Contenzioso

Licenziamento legittimo se la sindrome depressiva post infortunio è inesistente e si svolge altra attività lavorativa

di Enrico De Luca e Debhora Scarano

Con la sentenza 15465 del 3 giugno 2021 la Corte di cassazione, sezione lavoro, è tornata a pronunciarsi sulle peculiarità del licenziamento per giusta causa irrogato al dipendente che svolga altra attività lavorativa durante il congedo per malattia.

In particolare, è stato intimato un licenziamento disciplinare a un dipendente pubblico il quale, a seguito di infortunio, allegando attestazioni mediche relative a una presunta sindrome ansioso depressiva, otteneva un periodo di congedo per malattia durante il quale, tuttavia, veniva filmato da una agenzia investigativa mentre svolgeva attività lavorativa nell'esercizio commerciale della figlia, dimostrando con ciò di non essere affetto da alcun disturbo, né fisico né psichico.
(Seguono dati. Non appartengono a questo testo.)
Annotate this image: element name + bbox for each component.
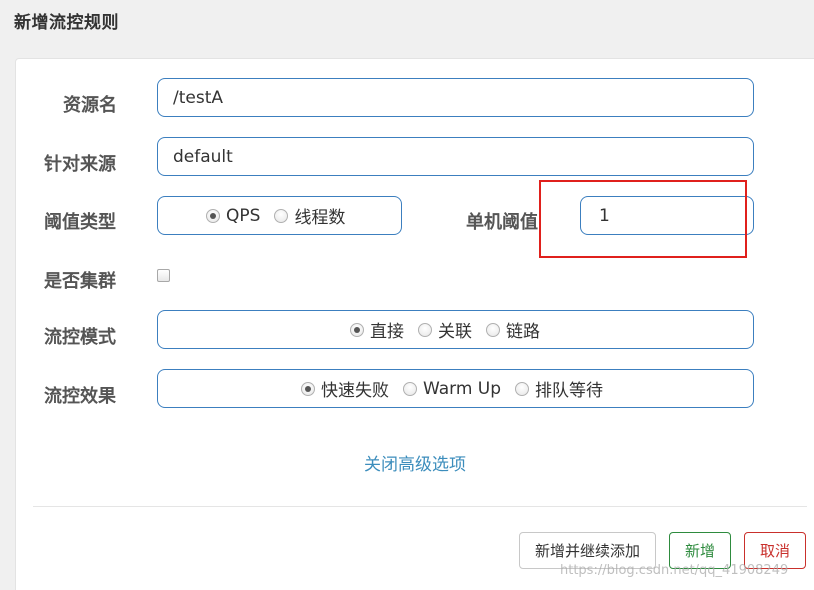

A seguito dell'impugnazione del licenziamento, nel giudizio di primo grado era emerso che la prestazione eseguita presso tale esercizio non era occasionale ma continuativa e caratterizzata da un impegno non meno gravoso di quello richiesto per lo svolgimento delle proprie mansioni da impiegato d'ordine presso l'agenzia del Demanio. In grado di appello, inoltre, era risultato che le attestazioni mediche rilasciate in ordine all'esistenza e alla natura delle patologie che avevano colpito il dipendente successivamente all'infortunio non erano coerenti tra loro. La Corte d'appello, pertanto, riteneva che la sindrome ansioso depressiva non sussisteva e che, se anche latentemente esistente, non era collegabile all'infortunio.
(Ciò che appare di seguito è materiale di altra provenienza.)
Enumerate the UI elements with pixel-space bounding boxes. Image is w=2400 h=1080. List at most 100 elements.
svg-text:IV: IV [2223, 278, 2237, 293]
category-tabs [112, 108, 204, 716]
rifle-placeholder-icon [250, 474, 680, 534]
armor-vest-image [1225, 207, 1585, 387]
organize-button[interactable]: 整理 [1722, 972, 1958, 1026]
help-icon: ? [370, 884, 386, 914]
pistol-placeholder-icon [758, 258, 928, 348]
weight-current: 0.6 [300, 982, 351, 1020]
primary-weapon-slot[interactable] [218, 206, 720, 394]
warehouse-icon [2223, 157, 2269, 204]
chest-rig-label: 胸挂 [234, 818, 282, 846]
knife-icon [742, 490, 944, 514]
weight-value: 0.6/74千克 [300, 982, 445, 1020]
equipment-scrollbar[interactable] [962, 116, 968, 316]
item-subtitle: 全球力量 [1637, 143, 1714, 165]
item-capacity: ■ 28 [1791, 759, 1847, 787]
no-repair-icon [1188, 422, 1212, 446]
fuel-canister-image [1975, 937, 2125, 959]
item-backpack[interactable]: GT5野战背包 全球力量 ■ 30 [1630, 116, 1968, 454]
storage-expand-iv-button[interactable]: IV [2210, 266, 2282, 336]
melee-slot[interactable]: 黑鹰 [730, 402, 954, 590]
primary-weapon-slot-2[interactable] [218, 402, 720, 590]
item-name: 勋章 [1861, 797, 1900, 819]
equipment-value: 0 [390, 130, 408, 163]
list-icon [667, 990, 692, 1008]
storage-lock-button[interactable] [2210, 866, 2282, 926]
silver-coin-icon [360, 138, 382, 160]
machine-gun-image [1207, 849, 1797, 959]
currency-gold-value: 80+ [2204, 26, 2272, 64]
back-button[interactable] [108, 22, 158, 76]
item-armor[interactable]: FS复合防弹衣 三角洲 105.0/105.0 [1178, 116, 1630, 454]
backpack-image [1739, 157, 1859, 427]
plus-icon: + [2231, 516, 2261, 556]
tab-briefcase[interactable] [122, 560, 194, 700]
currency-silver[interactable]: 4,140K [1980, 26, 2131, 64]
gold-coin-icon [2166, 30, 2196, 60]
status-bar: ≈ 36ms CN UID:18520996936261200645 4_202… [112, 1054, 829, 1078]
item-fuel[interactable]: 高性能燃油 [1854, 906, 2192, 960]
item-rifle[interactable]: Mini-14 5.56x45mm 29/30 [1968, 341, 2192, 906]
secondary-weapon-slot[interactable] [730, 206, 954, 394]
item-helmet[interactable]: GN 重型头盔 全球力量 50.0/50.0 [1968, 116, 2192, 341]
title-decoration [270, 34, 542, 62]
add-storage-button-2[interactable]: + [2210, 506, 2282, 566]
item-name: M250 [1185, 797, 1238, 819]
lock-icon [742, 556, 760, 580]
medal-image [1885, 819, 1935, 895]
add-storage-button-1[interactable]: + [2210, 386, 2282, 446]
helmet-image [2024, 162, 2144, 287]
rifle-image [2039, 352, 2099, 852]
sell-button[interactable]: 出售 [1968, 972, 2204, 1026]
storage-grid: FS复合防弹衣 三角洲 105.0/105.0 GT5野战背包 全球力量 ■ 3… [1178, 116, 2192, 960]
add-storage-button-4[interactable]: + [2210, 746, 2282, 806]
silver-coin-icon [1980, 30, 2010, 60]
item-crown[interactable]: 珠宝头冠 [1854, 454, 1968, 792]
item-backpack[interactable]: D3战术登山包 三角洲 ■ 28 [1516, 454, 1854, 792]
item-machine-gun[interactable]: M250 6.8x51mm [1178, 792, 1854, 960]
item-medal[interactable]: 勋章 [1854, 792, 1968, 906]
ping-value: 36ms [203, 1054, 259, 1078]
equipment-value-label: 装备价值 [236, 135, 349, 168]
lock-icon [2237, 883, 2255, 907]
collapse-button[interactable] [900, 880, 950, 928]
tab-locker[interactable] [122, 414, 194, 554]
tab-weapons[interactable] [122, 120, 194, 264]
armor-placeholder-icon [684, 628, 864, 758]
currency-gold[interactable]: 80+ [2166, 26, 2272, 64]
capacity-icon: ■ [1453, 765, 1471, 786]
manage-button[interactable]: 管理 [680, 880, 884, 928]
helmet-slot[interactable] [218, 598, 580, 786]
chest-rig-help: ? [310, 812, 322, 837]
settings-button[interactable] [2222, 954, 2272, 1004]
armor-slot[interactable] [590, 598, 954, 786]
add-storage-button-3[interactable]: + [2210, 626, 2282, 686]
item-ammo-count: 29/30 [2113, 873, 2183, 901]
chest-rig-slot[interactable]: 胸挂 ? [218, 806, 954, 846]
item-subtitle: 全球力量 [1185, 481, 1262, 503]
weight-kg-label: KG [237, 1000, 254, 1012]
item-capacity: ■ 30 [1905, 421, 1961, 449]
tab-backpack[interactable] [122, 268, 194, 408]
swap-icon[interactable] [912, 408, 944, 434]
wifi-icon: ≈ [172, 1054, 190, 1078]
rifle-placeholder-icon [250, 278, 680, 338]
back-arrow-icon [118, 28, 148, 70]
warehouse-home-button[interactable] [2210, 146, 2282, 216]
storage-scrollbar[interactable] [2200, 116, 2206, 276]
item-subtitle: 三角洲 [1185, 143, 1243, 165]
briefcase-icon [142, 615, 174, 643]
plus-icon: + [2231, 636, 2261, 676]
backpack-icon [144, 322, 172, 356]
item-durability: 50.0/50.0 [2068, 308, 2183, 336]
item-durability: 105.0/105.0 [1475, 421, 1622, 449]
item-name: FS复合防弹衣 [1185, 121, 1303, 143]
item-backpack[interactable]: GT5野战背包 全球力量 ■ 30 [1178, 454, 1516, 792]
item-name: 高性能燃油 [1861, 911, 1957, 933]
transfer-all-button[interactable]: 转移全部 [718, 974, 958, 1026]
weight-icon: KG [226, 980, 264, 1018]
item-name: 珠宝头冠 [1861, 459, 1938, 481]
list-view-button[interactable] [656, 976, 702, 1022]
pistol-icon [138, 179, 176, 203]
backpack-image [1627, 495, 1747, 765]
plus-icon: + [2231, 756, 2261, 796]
Il Tribunale di primo grado e la Corte territoriale avevano così respinto il ricorso del dipendente avallando la tesi della legittimità del recesso datoriale. Il dipendente è dunque ricorso in Cassazione lamentando, anzitutto, che nel giudizio di merito non fosse emerso il carattere "non occasionale" dell'attività lavorativa contestatagli e che, in secondo luogo, fosse stata violata la previsione del Ccnl di categoria laddove prevedeva la sospensione dal servizio con privazione della retribuzione, fino a un massimo di 10 giorni, in caso di «svolgimento di altre attività durante lo stato di malattia o di infortunio, incompatibili e di pregiudizio per la guarigione».

Il dipendente, inoltre, avendo subito un processo penale per truffa nei confronti dell'agenzia del Demanio conclusosi, tuttavia, con una sentenza di assoluzione con la formula «perché il fatto non sussiste», lamentava l'efficacia di giudicato di tale decisione anche nel perimetro del giudizio civile.
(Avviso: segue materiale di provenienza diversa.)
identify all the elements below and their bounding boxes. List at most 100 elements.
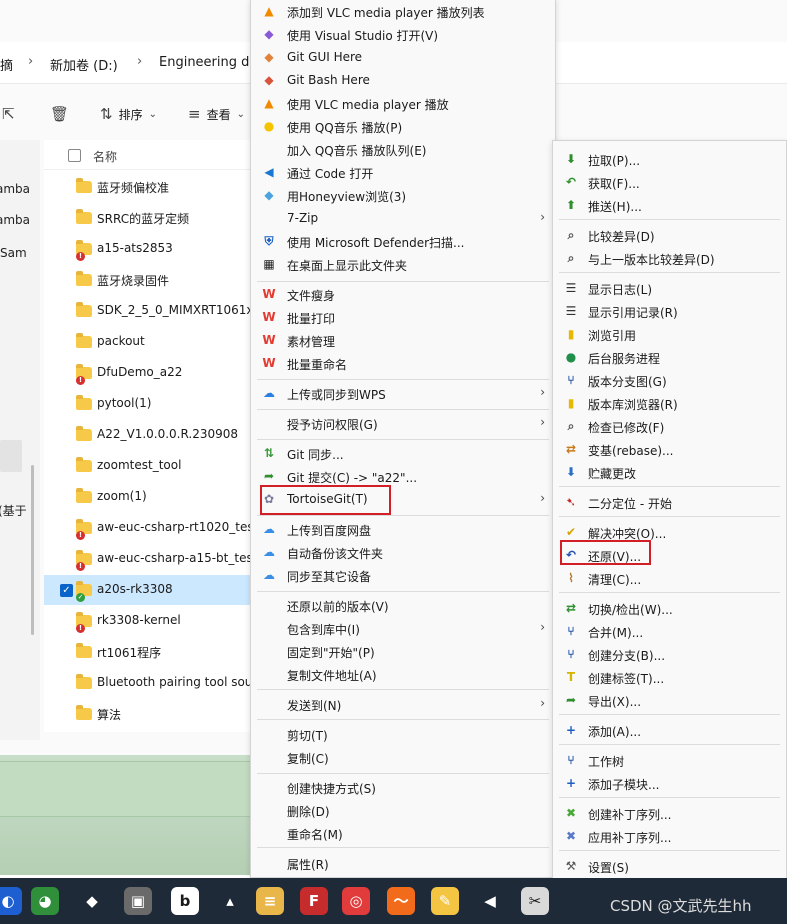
file-row[interactable]: zoom(1) [44,482,252,512]
menu-item[interactable]: 剪切(T) [251,723,555,746]
menu-item[interactable]: ⑂ 创建分支(B)... [553,643,786,666]
file-row[interactable]: rt1061程序 [44,637,252,667]
menu-item[interactable]: ⛨ 使用 Microsoft Defender扫描... [251,230,555,253]
breadcrumb-item[interactable]: 新加卷 (D:) [50,55,118,74]
file-row[interactable]: packout [44,327,252,357]
menu-item[interactable]: W 批量打印 [251,306,555,329]
file-row[interactable]: zoomtest_tool [44,451,252,481]
feishu-icon[interactable]: ◆ [78,887,106,915]
menu-item[interactable]: ◆ Git GUI Here [251,46,555,69]
file-row[interactable]: ✓ ✓ a20s-rk3308 [44,575,252,605]
menu-item[interactable]: ⑂ 工作树 [553,749,786,772]
name-column-header[interactable]: 名称 [93,148,117,165]
menu-item[interactable]: 复制文件地址(A) [251,663,555,686]
menu-item[interactable]: 属性(R) [251,852,555,875]
menu-item[interactable]: ☁ 上传到百度网盘 [251,518,555,541]
menu-item[interactable]: ☁ 自动备份该文件夹 [251,541,555,564]
netease-music-icon[interactable]: ◎ [342,887,370,915]
select-all-checkbox[interactable] [68,149,81,162]
sort-button[interactable]: ⇅ 排序 ⌄ [100,105,157,123]
file-row[interactable]: A22_V1.0.0.0.R.230908 [44,420,252,450]
menu-item[interactable]: ➦ 导出(X)... [553,689,786,712]
snipping-tool-icon[interactable]: ✂ [521,887,549,915]
menu-item[interactable]: 包含到库中(I) › [251,617,555,640]
nav-scrollbar[interactable] [31,465,34,635]
breadcrumb-item[interactable]: 摘 [0,55,13,74]
view-button[interactable]: ≡ 查看 ⌄ [188,105,245,123]
menu-item[interactable]: ⬇ 拉取(P)... [553,148,786,171]
row-checkbox[interactable]: ✓ [60,584,73,597]
menu-item[interactable]: 加入 QQ音乐 播放队列(E) [251,138,555,161]
menu-item[interactable]: 复制(C) [251,746,555,769]
menu-item[interactable]: ● 使用 QQ音乐 播放(P) [251,115,555,138]
menu-item[interactable]: ⇅ Git 同步... [251,442,555,465]
image-viewer-icon[interactable]: ▣ [124,887,152,915]
menu-item[interactable]: 重命名(M) [251,822,555,845]
menu-item[interactable]: ⬆ 推送(H)... [553,194,786,217]
menu-item[interactable]: + 添加(A)... [553,719,786,742]
share-icon[interactable]: ⇱ [2,105,15,123]
menu-item[interactable]: ◆ 用Honeyview浏览(3) [251,184,555,207]
nav-item[interactable]: amba [0,213,30,227]
menu-item[interactable]: ⌕ 比较差异(D) [553,224,786,247]
menu-item[interactable]: ☁ 上传或同步到WPS › [251,382,555,405]
file-row[interactable]: ! rk3308-kernel [44,606,252,636]
menu-item[interactable]: W 批量重命名 [251,352,555,375]
menu-item[interactable]: ◆ Git Bash Here [251,69,555,92]
menu-item[interactable]: ⑂ 合并(M)... [553,620,786,643]
menu-item[interactable]: 发送到(N) › [251,693,555,716]
menu-item[interactable]: 创建快捷方式(S) [251,776,555,799]
menu-item[interactable]: ⬇ 贮藏更改 [553,461,786,484]
file-row[interactable]: ! aw-euc-csharp-rt1020_test [44,513,252,543]
menu-item[interactable]: 授予访问权限(G) › [251,412,555,435]
menu-item[interactable]: W 文件瘦身 [251,283,555,306]
wechat-icon[interactable]: ◕ [31,887,59,915]
file-row[interactable]: SRRC的蓝牙定频 [44,203,252,233]
menu-item[interactable]: + 添加子模块... [553,772,786,795]
nav-item[interactable]: Sam [0,246,27,260]
cat-app-icon[interactable]: ▴ [216,887,244,915]
nav-selected-item[interactable] [0,440,22,472]
menu-item[interactable]: ⌕ 与上一版本比较差异(D) [553,247,786,270]
menu-item[interactable]: ▮ 版本库浏览器(R) [553,392,786,415]
breadcrumb-item[interactable]: Engineering do [159,55,257,70]
file-row[interactable]: SDK_2_5_0_MIMXRT1061xx [44,296,252,326]
menu-item[interactable]: T 创建标签(T)... [553,666,786,689]
vscode-taskbar-icon[interactable]: ◀ [476,887,504,915]
file-row[interactable]: 蓝牙烧录固件 [44,265,252,295]
memo-app-icon[interactable]: ✎ [431,887,459,915]
file-row[interactable]: 蓝牙频偏校准 [44,172,252,202]
menu-item[interactable]: ⌇ 清理(C)... [553,567,786,590]
delete-icon[interactable]: 🗑 [50,105,69,123]
menu-item[interactable]: ☁ 同步至其它设备 [251,564,555,587]
column-header[interactable]: 名称 [44,140,252,170]
taskbar-app-icon[interactable]: ◐ [0,887,22,915]
menu-item[interactable]: ☰ 显示日志(L) [553,277,786,300]
menu-item[interactable]: ⇄ 变基(rebase)... [553,438,786,461]
filezilla-icon[interactable]: F [300,887,328,915]
menu-item[interactable]: ▲ 使用 VLC media player 播放 [251,92,555,115]
menu-item[interactable]: ▦ 在桌面上显示此文件夹 [251,253,555,276]
bilibili-icon[interactable]: b [171,887,199,915]
menu-item[interactable]: W 素材管理 [251,329,555,352]
file-row[interactable]: ! DfuDemo_a22 [44,358,252,388]
nav-item[interactable]: amba [0,182,30,196]
sunlogin-icon[interactable]: 〜 [387,887,415,915]
menu-item[interactable]: ✖ 创建补丁序列... [553,802,786,825]
menu-item[interactable]: ⇄ 切换/检出(W)... [553,597,786,620]
file-row[interactable]: ! aw-euc-csharp-a15-bt_test [44,544,252,574]
menu-item[interactable]: 删除(D) [251,799,555,822]
menu-item[interactable]: ▲ 添加到 VLC media player 播放列表 [251,0,555,23]
menu-item[interactable]: ⚒ 设置(S) [553,855,786,878]
menu-item[interactable]: 固定到"开始"(P) [251,640,555,663]
menu-item[interactable]: 还原以前的版本(V) [251,594,555,617]
file-row[interactable]: ! a15-ats2853 [44,234,252,264]
nav-item[interactable]: (基于 [0,502,27,519]
menu-item[interactable]: ⌕ 检查已修改(F) [553,415,786,438]
notepad-icon[interactable]: ≡ [256,887,284,915]
file-row[interactable]: pytool(1) [44,389,252,419]
menu-item[interactable]: ☰ 显示引用记录(R) [553,300,786,323]
menu-item[interactable]: ▮ 浏览引用 [553,323,786,346]
menu-item[interactable]: 7-Zip › [251,207,555,230]
menu-item[interactable]: ◆ 使用 Visual Studio 打开(V) [251,23,555,46]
La Suprema corte, esaminando il motivo di ricorso, lo ha ritenuto inammissibile poiché orientato a un diverso apprezzamento dei fatti e, dunque, a una valutazione di merito preclusa in sede di giudizio di legittimità. In particolare, la Cassazione ha ritenuto inammissibile la censura relativa alla violazione della previsione del Ccnl di categoria a fronte del fatto che la ratio decidendi sottesa alla sentenza impugnata non era fondata sullo svolgimento di altra attività lavorativa in costanza di malattia, bensì sull'inesistenza della denunciata inabilità; circostanza, quest'ultima, certamente non sanzionabile al pari della precedente – che, per l'appunto, presuppone la effettiva esistenza di uno stato di malattia o di infortunio - con la mera sospensione dal servizio.

Infine, non essendosi costituita parte civile l'agenzia del Demanio e, soprattutto, basandosi il contezioso civile su altra tipologia di prove, non avrebbe potuto acquisire efficacia di giudicato nel giudizio sul licenziamento la sentenza di assoluzione pronunciata in sede penale.

Alla luce di quanto sopra, la Cassazione ha ritenuto inammissibile il ricorso confermando definitivamente la legittimità del licenziamento per giusta causa.